< Micah 5 >

1 Now you will cut yourself O daughter of troop[s] a siege someone has set on us with rod they will strike on the cheek [the] judge of Israel.
Nu, rot u met benden, gij dochter der bende, hij zal een belegering tegen ons stellen; zij zullen den rechter Israels met de roede op het kinnebakken slaan.
2 And you O Beth-lehem Ephrathah [are] insignificant to be among [the] families of Judah from you for me someone will go out to be ruler over Israel and origins his [are] from antiquity from days of antiquity.
En gij, Bethlehem Efratha! zijt gij klein om te wezen onder de duizenden van Juda? Uit u zal Mij voortkomen, Die een Heerser zal zijn in Israel, en Wiens uitgangen zijn van ouds, van de dagen der eeuwigheid.
3 Therefore he will deliver up them until a time [when one who is] about to give birth she has given birth and [the] rest of brothers his they will return! with [the] people of Israel.
Daarom zal Hij henlieden overgeven, tot den tijd toe, dat zij, die baren zal, gebaard hebbe; dan zullen de overigen Zijner broederen zich bekeren met de kinderen Israels.
4 And he will stand and he will shepherd by [the] strength of Yahweh by [the] majesty of [the] name of Yahweh God his and they will remain for now he will be great to [the] ends of [the] earth.
En Hij zal staan, en zal weiden in de kracht des HEEREN, in de hoogheid van den Naam des HEEREN, Zijns Gods, en zij zullen wonen, want nu zal Hij groot zijn tot aan de einden der aarde.
5 And he will be this [one] peace Assyria - for it will come in land our and for it will tread on fortresses our and we will raise up on him seven shepherds and eight princes of man.
En Deze zal Vrede zijn; wanneer Assur in ons land zal komen, en wanneer hij in onze paleizen zal treden, zo zullen wij tegen hem stellen zeven herders, en acht vorsten uit de mensen.
6 And they will shepherd [the] land of Assyria with the sword and [the] land of Nimrod at entrances its and he will deliver [us] from Assyria if it will come in land our and for it will tread in territory our.
Die zullen het land van Assur afweiden met het zwaard, en het land van Nimrod in deszelfs ingangen. Alzo zal Hij ons redden van Assur, wanneer dezelve in ons land zal komen, en wanneer hij in onze landpale zal treden.

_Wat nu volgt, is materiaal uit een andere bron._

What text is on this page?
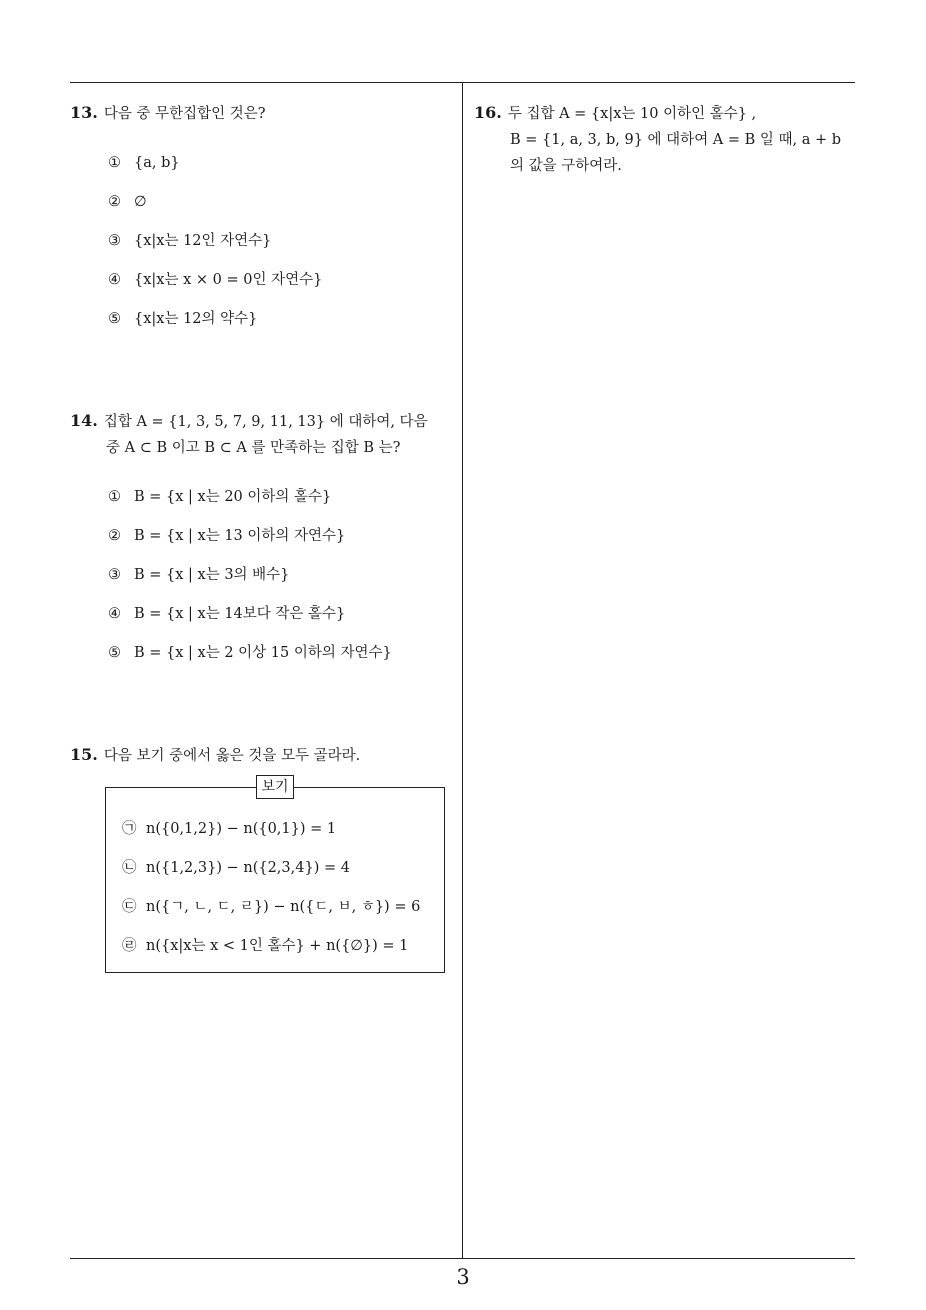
13. 다음 중 무한집합인 것은?
① {a, b}
② ∅
③ {x|x는 12인 자연수}
④ {x|x는 x × 0 = 0인 자연수}
⑤ {x|x는 12의 약수}
14. 집합 A = {1, 3, 5, 7, 9, 11, 13} 에 대하여, 다음
중 A ⊂ B 이고 B ⊂ A 를 만족하는 집합 B 는?
① B = {x | x는 20 이하의 홀수}
② B = {x | x는 13 이하의 자연수}
③ B = {x | x는 3의 배수}
④ B = {x | x는 14보다 작은 홀수}
⑤ B = {x | x는 2 이상 15 이하의 자연수}
15. 다음 보기 중에서 옳은 것을 모두 골라라.
보기
㉠ n({0,1,2}) − n({0,1}) = 1
㉡ n({1,2,3}) − n({2,3,4}) = 4
㉢ n({ㄱ, ㄴ, ㄷ, ㄹ}) − n({ㄷ, ㅂ, ㅎ}) = 6
㉣ n({x|x는 x < 1인 홀수} + n({∅}) = 1
16. 두 집합 A = {x|x는 10 이하인 홀수} ,
B = {1, a, 3, b, 9} 에 대하여 A = B 일 때, a + b
의 값을 구하여라.
3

7 And it will be - [the] remnant of Jacob in [the] midst of peoples many like dew from with Yahweh like copious showers on vegetation which not it waits for anyone and not it waits for [the] children of humankind.
En Jakobs overblijfsel zal zijn in het midden van vele volken, als een dauw van den HEERE, als droppelen op het kruid, dat naar geen man wacht, noch mensenkinderen verbeidt.
8 And it will be [the] remnant of Jacob among the nations in [the] midst of peoples many like a lion among [the] animals of [the] forest like a young lion (among flocks of *L(abh)*) sheep which if it has passed through and it tramples and it tears and there not [is] a deliverer.
Ja, het overblijfsel van Jakob zal zijn onder de heidenen, in het midden van vele volken, als een leeuw onder de beesten des wouds, als een jonge leeuw onder de schaapskudden; dewelke, wanneer hij doorgaat, zo vertreedt en verscheurt hij, dat niemand redde.
9 May it be lifted up hand your above opponents your and all enemies your may they be cut off.
Uw hand zal verhoogd zijn boven uw wederpartijders, en al uw vijanden zullen uitgeroeid worden.
10 And it will be in the day that [the] utterance of Yahweh and I will cut off horses your from midst your and I will destroy chariots your.
En het zal te dien dage geschieden, spreekt de HEERE, dat Ik uw paarden uit het midden van u zal uitroeien, en Ik zal uw wagenen verdoen.
11 And I will cut off [the] cities of land your and I will tear down all fortresses your.
En Ik zal de steden uws lands uitroeien, en Ik zal al uw vestingen afbreken.
12 And I will cut off sorceries from hand your and soothsayers not they will belong to you.
En Ik zal de toverijen uit uw hand uitroeien, en gij zult geen guichelaars hebben.
13 And I will cut off images your and sacred pillars your from midst your and not you will bow down again to [the] work of hands your.
En Ik zal uw gesneden beelden en uw opgerichte beelden uit het midden van u uitroeien, dat gij u niet meer zult nederbuigen voor het werk uwer handen.
14 And I will pluck up Asherah poles your from midst your and I will destroy cities your.
Voorts zal Ik uw bossen uit het midden van u uitroeien, en Ik zal uw steden verdelgen.
15 And I will do in anger and in rage vengeance with the nations which not they have obeyed.
En Ik zal in toorn en in grimmigheid wrake doen aan de heidenen, die niet horen.